The following instructions assume you are running from this directory (you may need to cd
to this directory).
First, you need to download the splits.json
file containing information about all the splits, as well as the train.jsonl
candidate selected by McGill-NLP/MiniLM-L6-DMR
:
from huggingface_hub import snapshot_download
# splits.json
snapshot_download(
repo_id="McGill-NLP/WebLINX-full", repo_type="dataset", allow_patterns="splits.json", local_dir="./wl_data/"
)
# candidates files
snapshot_download(
repo_id="McGill-NLP/WebLINX-full",
repo_type="dataset",
allow_patterns="candidates/*.jsonl",
local_dir="./wl_data/"
)
Download the full dataset (warning: this will take a while):
from huggingface_hub import snapshot_download
snapshot_download(repo_id="McGill-NLP/WebLINX-full", repo_type="dataset", local_dir="./wl_data/")
The default configs (llama/conf/config.yml
) assume that the train.jsonl
is located at ./wl_data/candidates/train.jsonl
. If you want to change the path, you need to modify the config.yml
accordingly.
You need to set the WEBLINX_PROJECT_DIR
environment variable to the root directory of the WebLINX project. For example, if you have the following directory structure:
export WEBLINX_PROJECT_DIR=/path/to/the/modeling/directory/
# For example, if you are in the modeling directory, you can run:
export WEBLINX_PROJECT_DIR=$(pwd)
You need to install the dependencies by running the following command:
pip install -r requirements.txt
However, due to flash-attention
requiring torch
to be pre-installed, it has to be install right after everything else has been installed:
pip install wheel
# Regular install
pip install "flash-attn>=2.3.0"
# IF you have limited RAM, you can try this:
MAX_JOBS=4 pip install "flash-attn>=2.3.0" --no-build-isolation
# If you have issues with nvcc, try this:
FLASH_ATTENTION_SKIP_CUDA_BUILD=TRUE pip install "flash-attn>=2.3.0" --no-build-isolation
If you downloaded WebLINX-full
data in a different location (e.g. different disk) from your weblinx/modeling
directory, you might consider using symbolic link to avoid having to change the config.yml
files. You should do something like:
ln -s /location/of/your/full/data /location/of/project/weblinx/modeling/wl_data
For example, if your data is located at /mnt/research/scratch/users/jdoe/WebLINX-full
but your cloned weblinx
repository is at ~/dev/weblinx
, then you'd run:
ln -s /mnt/research/scratch/users/jdoe/WebLINX-full ~/dev/weblinx/modeling/wl_data
Which corresponds to the data.base_dir
specified in config.yml
, which is "${project_dir}/wl_data/demonstrations/"
.
You can train the model by running the following command (it will automatically use the hydra config from conf/
):
export CUDA_VISIBLE_DEVICES="0" # Set the GPU device you want to use
# Finetune MiniLM-L6-DMR (Default)
python -m dmr.train
# Finetune variant gte or bge
python -m dmr.train +variant=gte
python -m dmr.train +variant=bge
Results will be saved in ./results
and checkpoints in ./checkpoints
.
You need to specify which eval.split
you want to evaluate on. For example, to evaluate on the iid
split, you can run the following command:
export CUDA_VISIBLE_DEVICES="0" # Set the GPU device you want to use
# On just one
python -m dmr.eval eval.split=valid
# On multiple splits (e.g. test_iid, test_vis)

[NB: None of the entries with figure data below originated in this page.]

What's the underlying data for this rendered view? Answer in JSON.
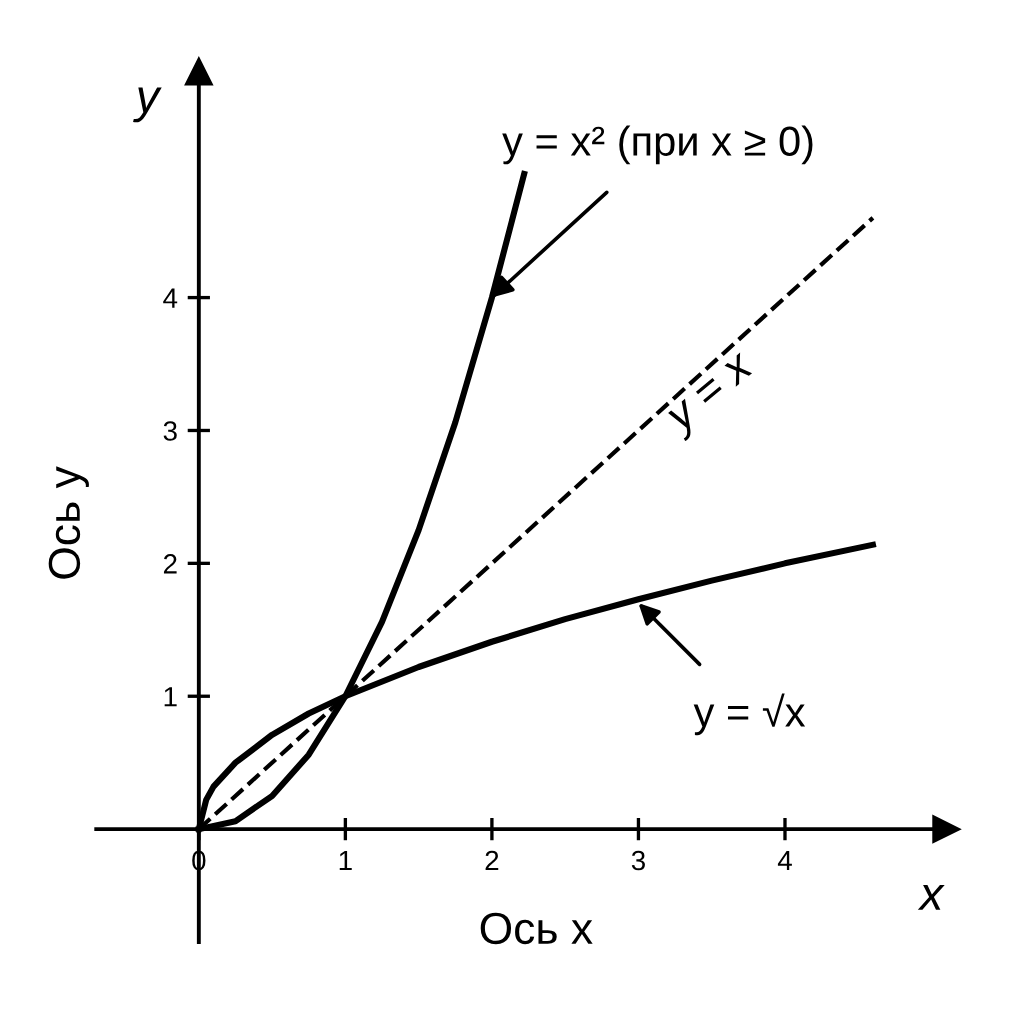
{
  "chart_data": {
    "type": "line",
    "xlabel": "Ось x",
    "ylabel": "Ось y",
    "xlim": [
      -0.7,
      5.1
    ],
    "ylim": [
      -0.85,
      5.7
    ],
    "xticks": [
      0,
      1,
      2,
      3,
      4
    ],
    "yticks": [
      1,
      2,
      3,
      4
    ],
    "grid": false,
    "legend": false,
    "marker": "none",
    "series": [
      {
        "color": "#000000",
        "line_style": "solid",
        "x": [
          0,
          0.25,
          0.5,
          0.75,
          1,
          1.25,
          1.5,
          1.75,
          2,
          2.22
        ],
        "values": [
          0,
          0.06,
          0.25,
          0.56,
          1,
          1.56,
          2.25,
          3.06,
          4,
          4.93
        ]
      },
      {
        "color": "#000000",
        "line_style": "dashed",
        "x": [
          0,
          4.6
        ],
        "values": [
          0,
          4.6
        ]
      },
      {
        "color": "#000000",
        "line_style": "solid",
        "x": [
          0,
          0.05,
          0.1,
          0.25,
          0.5,
          0.75,
          1,
          1.5,
          2,
          2.5,
          3,
          3.5,
          4,
          4.6
        ],
        "values": [
          0,
          0.22,
          0.32,
          0.5,
          0.71,
          0.87,
          1,
          1.22,
          1.41,
          1.58,
          1.73,
          1.87,
          2,
          2.14
        ]
      }
    ],
    "annotations": [
      {
        "text": "y = x² (при x ≥ 0)",
        "x": 2,
        "y": 4
      },
      {
        "text": "y = x",
        "x": 3.4,
        "y": 3.4
      },
      {
        "text": "y = √x",
        "x": 3,
        "y": 1.7
      },
      "x",
      "y"
    ]
  }
}
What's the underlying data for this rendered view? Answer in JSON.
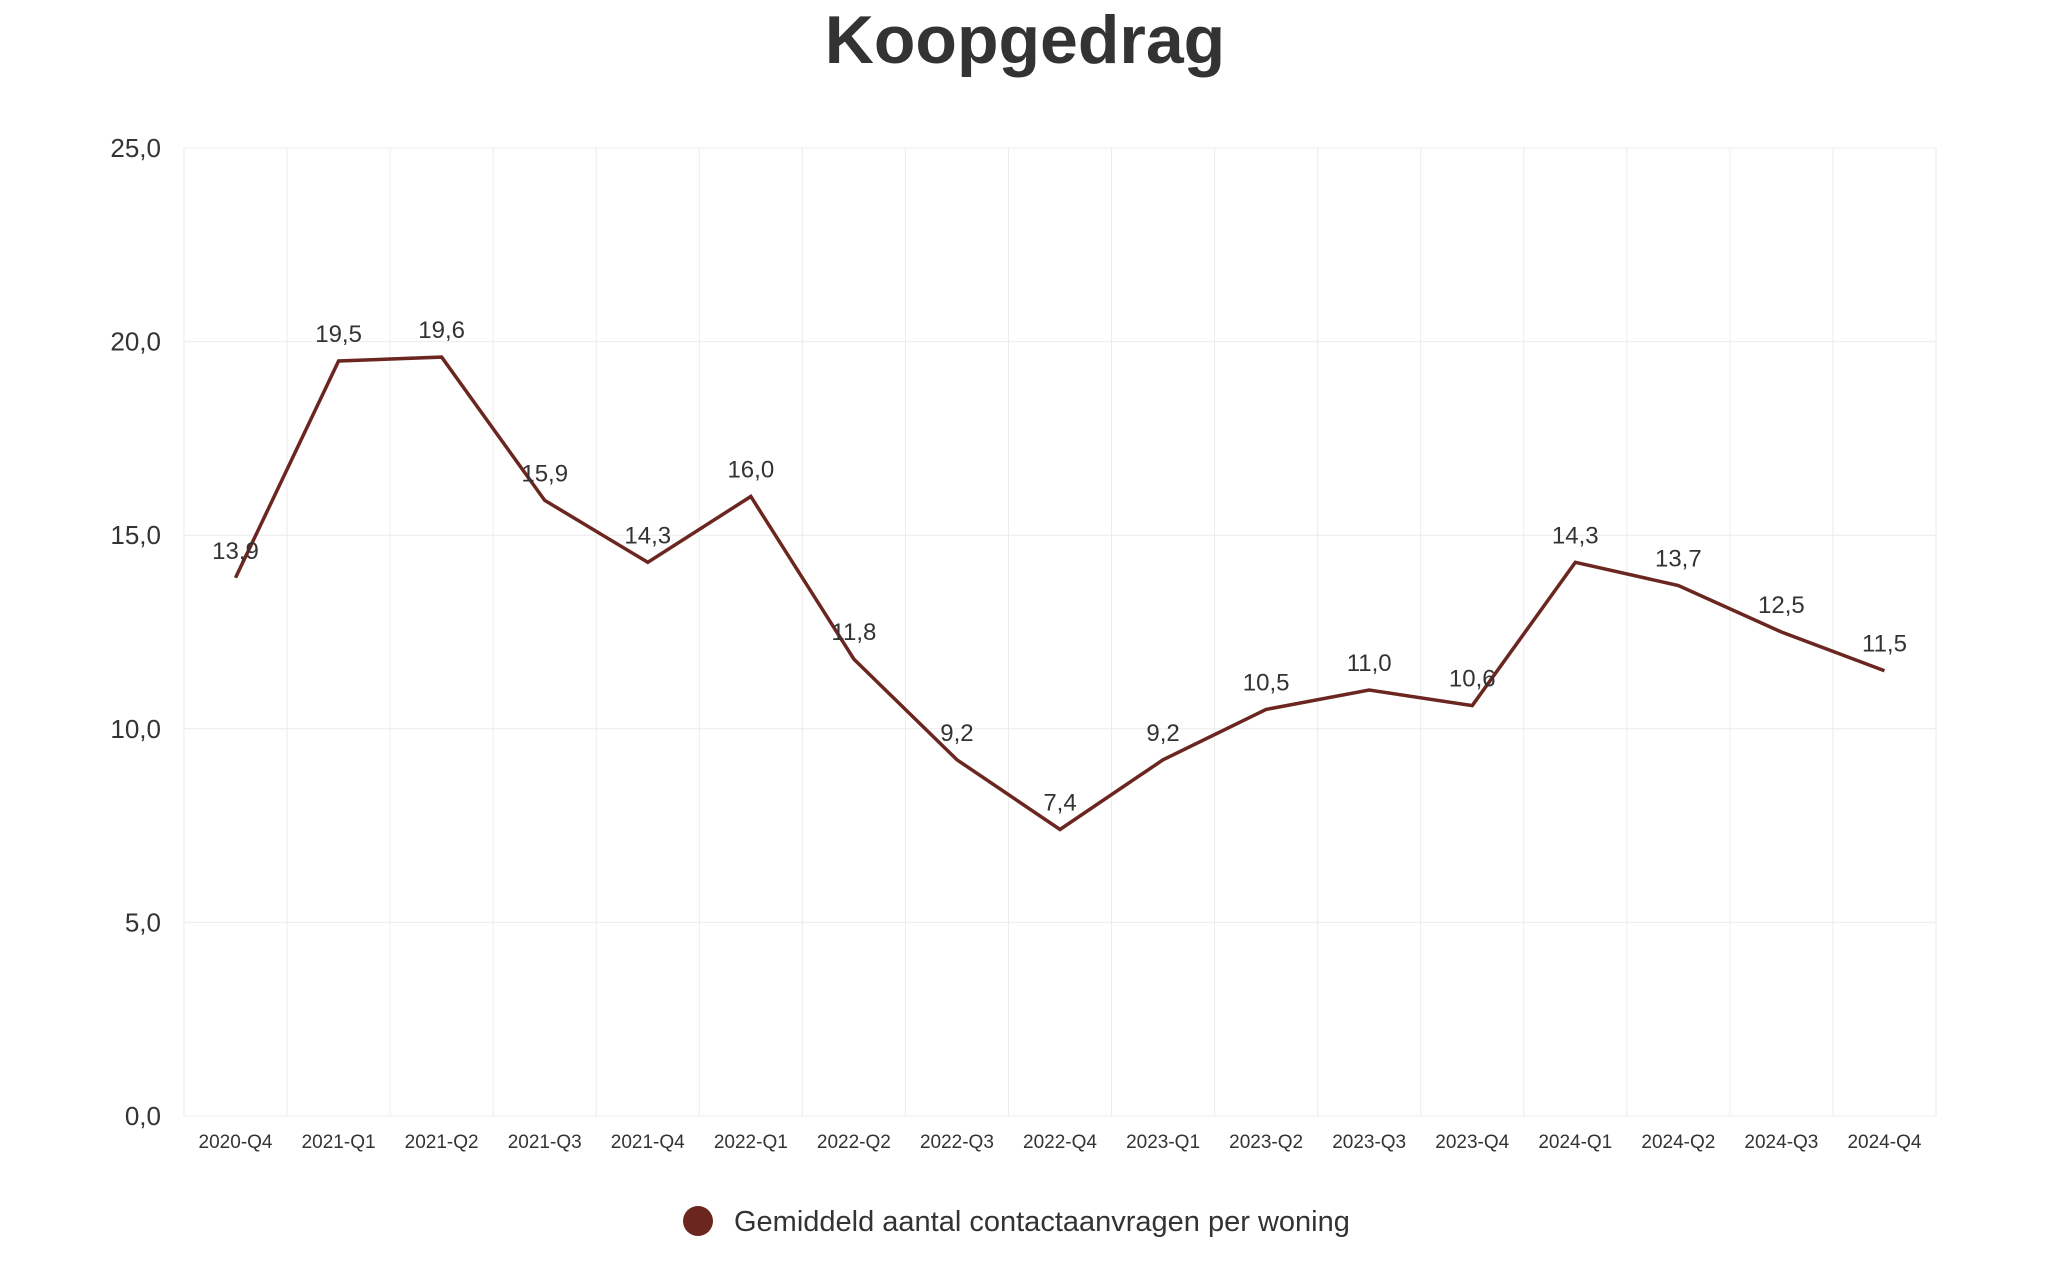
{
  "chart_data": {
    "type": "line",
    "title": "Koopgedrag",
    "categories": [
      "2020-Q4",
      "2021-Q1",
      "2021-Q2",
      "2021-Q3",
      "2021-Q4",
      "2022-Q1",
      "2022-Q2",
      "2022-Q3",
      "2022-Q4",
      "2023-Q1",
      "2023-Q2",
      "2023-Q3",
      "2023-Q4",
      "2024-Q1",
      "2024-Q2",
      "2024-Q3",
      "2024-Q4"
    ],
    "series": [
      {
        "name": "Gemiddeld aantal contactaanvragen per woning",
        "color": "#6b261f",
        "values": [
          13.9,
          19.5,
          19.6,
          15.9,
          14.3,
          16.0,
          11.8,
          9.2,
          7.4,
          9.2,
          10.5,
          11.0,
          10.6,
          14.3,
          13.7,
          12.5,
          11.5
        ],
        "labels": [
          "13,9",
          "19,5",
          "19,6",
          "15,9",
          "14,3",
          "16,0",
          "11,8",
          "9,2",
          "7,4",
          "9,2",
          "10,5",
          "11,0",
          "10,6",
          "14,3",
          "13,7",
          "12,5",
          "11,5"
        ]
      }
    ],
    "ylim": [
      0,
      25
    ],
    "yticks": [
      "0,0",
      "5,0",
      "10,0",
      "15,0",
      "20,0",
      "25,0"
    ],
    "xlabel": "",
    "ylabel": "",
    "grid": true,
    "legend_position": "bottom-center"
  }
}
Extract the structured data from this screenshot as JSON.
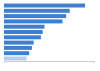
{
  "chart_data": {
    "type": "bar",
    "orientation": "horizontal",
    "categories": [
      null,
      null,
      null,
      null,
      null,
      null,
      null,
      null,
      null,
      null,
      null
    ],
    "values": [
      90,
      73,
      69,
      65,
      45,
      43,
      41,
      33,
      31,
      28,
      25
    ],
    "colors": [
      "#3f7fd0",
      "#3f7fd0",
      "#3f7fd0",
      "#3f7fd0",
      "#3f7fd0",
      "#3f7fd0",
      "#3f7fd0",
      "#3f7fd0",
      "#3f7fd0",
      "#3f7fd0",
      "#b7cdea"
    ],
    "ylim": [
      0,
      100
    ],
    "yticks": [],
    "tick_labels": false,
    "grid": false
  }
}
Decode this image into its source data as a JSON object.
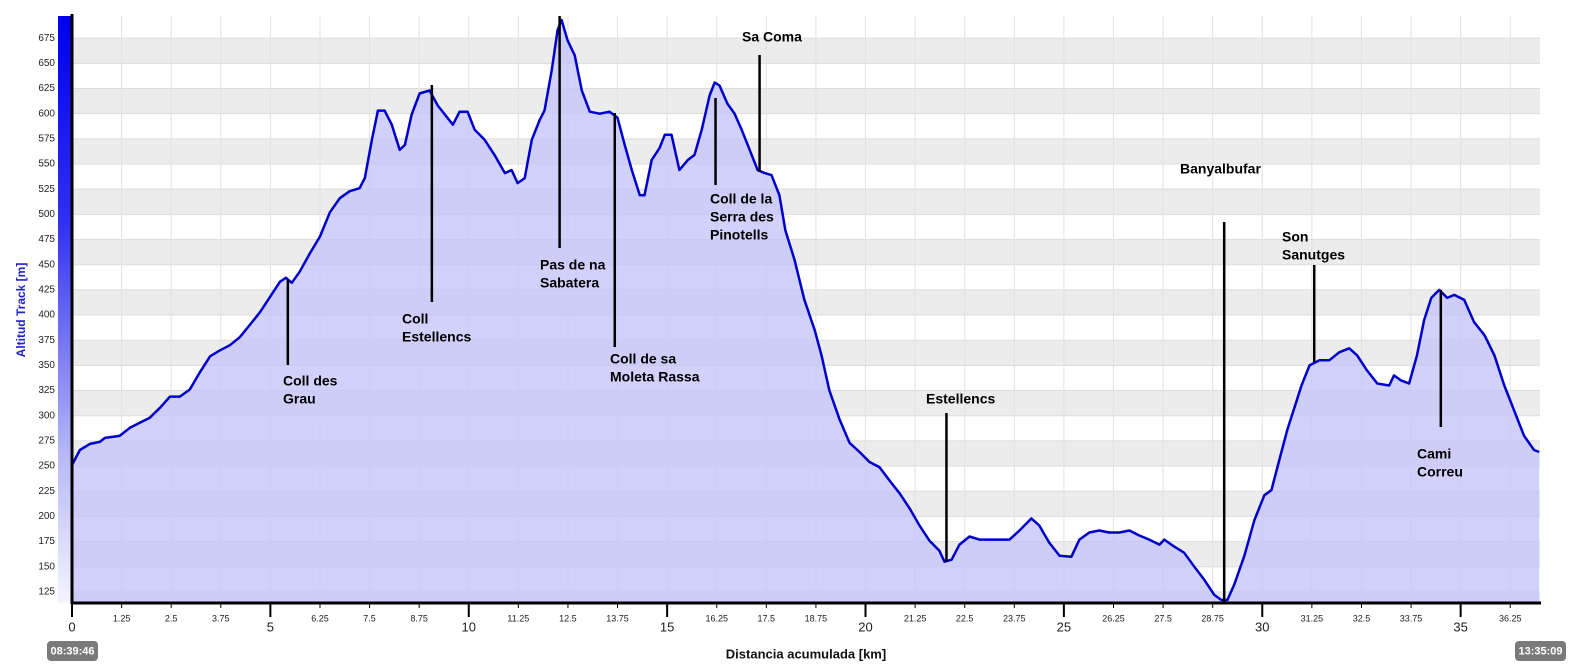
{
  "chart_data": {
    "type": "area",
    "xlabel": "Distancia acumulada [km]",
    "ylabel": "Altitud Track [m]",
    "start_time": "08:39:46",
    "end_time": "13:35:09",
    "color": "#0000cc",
    "fill": "#c4c4fa",
    "grid": true,
    "xlim": [
      0,
      37
    ],
    "ylim": [
      114,
      697
    ],
    "xticks": [
      0,
      1.25,
      2.5,
      3.75,
      5,
      6.25,
      7.5,
      8.75,
      10,
      11.25,
      12.5,
      13.75,
      15,
      16.25,
      17.5,
      18.75,
      20,
      21.25,
      22.5,
      23.75,
      25,
      26.25,
      27.5,
      28.75,
      30,
      31.25,
      32.5,
      33.75,
      35,
      36.25
    ],
    "yticks": [
      125,
      150,
      175,
      200,
      225,
      250,
      275,
      300,
      325,
      350,
      375,
      400,
      425,
      450,
      475,
      500,
      525,
      550,
      575,
      600,
      625,
      650,
      675
    ],
    "x": [
      0,
      0.2,
      0.45,
      0.7,
      0.83,
      1.2,
      1.46,
      1.71,
      1.96,
      2.22,
      2.47,
      2.72,
      2.97,
      3.22,
      3.48,
      3.73,
      3.98,
      4.23,
      4.48,
      4.74,
      4.99,
      5.24,
      5.39,
      5.54,
      5.74,
      5.99,
      6.25,
      6.5,
      6.75,
      7.0,
      7.25,
      7.38,
      7.56,
      7.71,
      7.88,
      8.06,
      8.26,
      8.39,
      8.56,
      8.76,
      9.01,
      9.22,
      9.4,
      9.6,
      9.77,
      9.97,
      10.15,
      10.4,
      10.65,
      10.91,
      11.08,
      11.23,
      11.41,
      11.59,
      11.79,
      11.91,
      12.09,
      12.24,
      12.34,
      12.49,
      12.67,
      12.85,
      13.05,
      13.3,
      13.55,
      13.75,
      13.93,
      14.11,
      14.31,
      14.43,
      14.61,
      14.81,
      14.94,
      15.11,
      15.31,
      15.52,
      15.69,
      15.87,
      16.07,
      16.2,
      16.32,
      16.52,
      16.7,
      16.88,
      17.08,
      17.28,
      17.46,
      17.63,
      17.83,
      17.98,
      18.21,
      18.46,
      18.72,
      18.89,
      19.09,
      19.35,
      19.6,
      19.85,
      20.1,
      20.35,
      20.6,
      20.86,
      21.11,
      21.36,
      21.61,
      21.86,
      21.99,
      22.17,
      22.37,
      22.62,
      22.87,
      23.38,
      23.63,
      23.88,
      24.18,
      24.38,
      24.63,
      24.89,
      25.19,
      25.39,
      25.64,
      25.89,
      26.14,
      26.4,
      26.65,
      26.9,
      27.15,
      27.41,
      27.53,
      27.78,
      28.03,
      28.29,
      28.54,
      28.79,
      28.97,
      29.12,
      29.29,
      29.55,
      29.8,
      30.05,
      30.23,
      30.43,
      30.63,
      30.81,
      30.99,
      31.19,
      31.44,
      31.69,
      31.94,
      32.19,
      32.39,
      32.64,
      32.9,
      33.2,
      33.32,
      33.5,
      33.7,
      33.9,
      34.08,
      34.26,
      34.46,
      34.66,
      34.84,
      35.09,
      35.34,
      35.6,
      35.85,
      36.1,
      36.35,
      36.6,
      36.85,
      36.98
    ],
    "values": [
      251,
      266,
      272,
      274,
      278,
      280,
      288,
      293,
      298,
      308,
      319,
      319,
      326,
      343,
      359,
      365,
      370,
      378,
      390,
      403,
      418,
      433,
      437,
      432,
      443,
      461,
      478,
      502,
      516,
      523,
      526,
      536,
      574,
      603,
      603,
      589,
      564,
      569,
      599,
      620,
      623,
      608,
      599,
      589,
      602,
      602,
      584,
      574,
      559,
      541,
      544,
      531,
      536,
      574,
      594,
      603,
      643,
      683,
      693,
      673,
      658,
      623,
      602,
      600,
      602,
      596,
      569,
      544,
      519,
      519,
      554,
      566,
      579,
      579,
      544,
      554,
      559,
      584,
      618,
      631,
      628,
      610,
      600,
      584,
      564,
      544,
      541,
      539,
      519,
      484,
      455,
      415,
      385,
      360,
      325,
      296,
      273,
      264,
      254,
      249,
      236,
      223,
      208,
      191,
      176,
      166,
      155,
      157,
      172,
      180,
      177,
      177,
      177,
      186,
      198,
      191,
      174,
      161,
      160,
      177,
      184,
      186,
      184,
      184,
      186,
      181,
      177,
      172,
      177,
      170,
      164,
      150,
      137,
      122,
      117,
      117,
      132,
      161,
      196,
      221,
      226,
      256,
      286,
      308,
      330,
      350,
      355,
      355,
      363,
      367,
      360,
      345,
      332,
      330,
      340,
      335,
      332,
      360,
      395,
      417,
      425,
      417,
      420,
      415,
      393,
      380,
      360,
      330,
      305,
      280,
      266,
      264
    ],
    "annotations": [
      {
        "label": [
          "Coll des",
          "Grau"
        ],
        "x": 5.44
      },
      {
        "label": [
          "Coll",
          "Estellencs"
        ],
        "x": 9.07
      },
      {
        "label": [
          "Pas de na",
          "Sabatera"
        ],
        "x": 12.29
      },
      {
        "label": [
          "Coll de sa",
          "Moleta Rassa"
        ],
        "x": 13.68
      },
      {
        "label": [
          "Coll de la",
          "Serra des",
          "Pinotells"
        ],
        "x": 16.22
      },
      {
        "label": [
          "Sa Coma"
        ],
        "x": 17.33
      },
      {
        "label": [
          "Estellencs"
        ],
        "x": 22.04
      },
      {
        "label": [
          "Banyalbufar"
        ],
        "x": 29.04
      },
      {
        "label": [
          "Son",
          "Sanutges"
        ],
        "x": 31.31
      },
      {
        "label": [
          "Cami",
          "Correu"
        ],
        "x": 34.5
      }
    ]
  }
}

python -m dmr.eval eval.split=test_iid,test_web,test_geo,test_cat,test_vis
# Or for bge, gte
python -m dmr.eval +variant=gte eval.split=test_iid,test_web,test_geo,test_cat,test_vis
python -m dmr.eval +variant=bge eval.split=test_iid,test_web,test_geo,test_cat,test_vis
The scores.jsonl
and results.json
files will be saved at the cfg.eval.result_dir
variable in modeling/dmr/conf/config.yml
, which is by default ${project_dir}/results/${project_name}/${model.name}/${eval.split}
, which should by default resolve to /path/to/weblinx/modeling/results/dmr/sentence-transformers/all-MiniLM-L6-v2/train
for the train
split, .../valid
for the valid split, etc. However, since the next steps assumes you have a directory like wl_data/candidates/<split>.json
, you need to manually move it. For example, you could run:
# Change the following paths to match your setup
orig_dir="/path/to/weblinx/modeling/results/dmr/sentence-transformers/all-MiniLM-L6-v2"
# This is the directory where the candidates are stored
new_dir="/path/to/wl_data/candidates"
# You need to move the train split if you plan to use it for training the action model
mv $orig_dir/train/scores.jsonl $new_dir/train.jsonl
# You can move valid and test IID splits as well
mv $orig_dir/valid/scores.jsonl $new_dir/valid.jsonl
mv $orig_dir/test_iid/scores.jsonl $new_dir/test_iid.jsonl
# You can move the other OOD test splits as well, after you have run the evaluation
mv $orig_dir/test_web/scores.jsonl $new_dir/test_web.jsonl
mv $orig_dir/test_geo/scores.jsonl $new_dir/test_geo.jsonl
mv $orig_dir/test_cat/scores.jsonl $new_dir/test_cat.jsonl
mv $orig_dir/test_vis/scores.jsonl $new_dir/test_vis.jsonl
Alternatively, you can also update config.yml
to save the results in the correct directory, by overriding candidates
:
# ...
candidates:
# ...
model: "sentence-transformers/all-MiniLM-L6-v2"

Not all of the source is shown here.